ElAvance | 07 marzo 2025

Médicos Sin Fronteras (MSF) alertó sobre una grave crisis humanitaria en Haití debido al aumento de la violencia, que ha cobrado la vida de 5,601 personas en 2024, un número significativamente mayor que el año anterior. La organización subrayó que el plan de respuesta humanitaria en el país está gravemente insuficiente, a pesar de la creciente violencia y los desplazamientos masivos de personas.

Miles de haitianos se ven forzados a huir repetidamente, buscando refugio en campamentos improvisados con acceso limitado a servicios básicos como agua y saneamiento.

El coordinador general de MSF en Haití, Christophe Garnier, advirtió que la situación podría convertirse en una catástrofe humanitaria si no se toman medidas urgentes.

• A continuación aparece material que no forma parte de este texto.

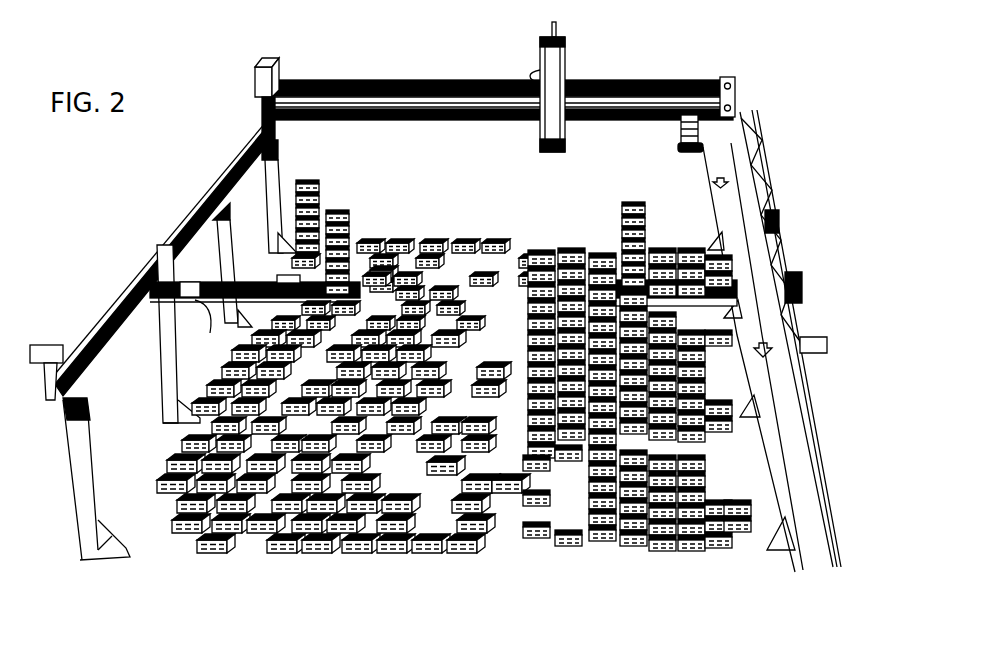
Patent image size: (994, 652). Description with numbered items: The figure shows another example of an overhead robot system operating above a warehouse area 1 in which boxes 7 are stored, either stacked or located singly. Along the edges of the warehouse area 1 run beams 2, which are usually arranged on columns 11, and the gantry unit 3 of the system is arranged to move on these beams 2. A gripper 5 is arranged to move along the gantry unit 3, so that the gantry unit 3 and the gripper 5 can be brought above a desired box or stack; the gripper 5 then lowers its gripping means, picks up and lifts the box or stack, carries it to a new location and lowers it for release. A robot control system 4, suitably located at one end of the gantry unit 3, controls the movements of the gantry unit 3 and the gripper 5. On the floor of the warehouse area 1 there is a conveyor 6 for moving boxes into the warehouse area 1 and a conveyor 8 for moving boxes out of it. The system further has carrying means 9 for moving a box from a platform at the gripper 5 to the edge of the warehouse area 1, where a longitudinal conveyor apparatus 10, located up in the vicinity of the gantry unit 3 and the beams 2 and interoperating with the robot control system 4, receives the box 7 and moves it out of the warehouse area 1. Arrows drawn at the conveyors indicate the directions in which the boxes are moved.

The warehouse area 1 is at (454, 396).
The beams 2 is at (230, 163).
The gantry unit 3 is at (452, 108).
The robot control system 4 is at (280, 76).
The gripper 5 is at (551, 60).
The conveyor 6 is at (212, 300).
The boxes 7 is at (440, 245).
The conveyor 8 is at (797, 285).
The carrying means 9 is at (678, 140).
The longitudinal conveyor apparatus 10 is at (722, 212).
The columns 11 is at (165, 383).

En Puerto Príncipe, donde el 85% de la ciudad está controlada por pandillas, los equipos médicos de MSF han enfrentado un aumento de heridos debido a los enfrentamientos violentos.

Entre el 24 de febrero y el 2 de marzo, se atendieron a 314 pacientes en el centro de urgencias de Turgeau, de los cuales 90 eran víctimas directas de violencia, una cifra considerablemente mayor a la habitual.

La violencia también ha desencadenado un éxodo masivo: más de 24,000 personas se han desplazado desde el 14 de febrero, y más de 180,000 desplazados internos viven en más de 140 campamentos improvisados en el área metropolitana de la capital.

El acceso al agua potable es extremadamente limitado, con algunas personas sobreviviendo con solo un litro de agua al día, muy por debajo de los 15 litros recomendados por las normas internacionales de emergencia.

MSF ha comenzado a distribuir agua potable mediante camiones cisterna a más de 13,000 personas en cuatro campamentos, pero advirtió que no podrá cubrir todas las necesidades debido a la magnitud de la crisis. Además, la llegada de la temporada de lluvias amenaza con empeorar aún más las condiciones sanitarias, aumentando el riesgo de epidemias como el cólera.

La falta de financiación, especialmente tras la suspensión de recursos estadounidenses, ha complicado aún más la respuesta humanitaria, con organizaciones como Solidarités International viéndose obligadas a suspender la distribución de agua en los campamentos.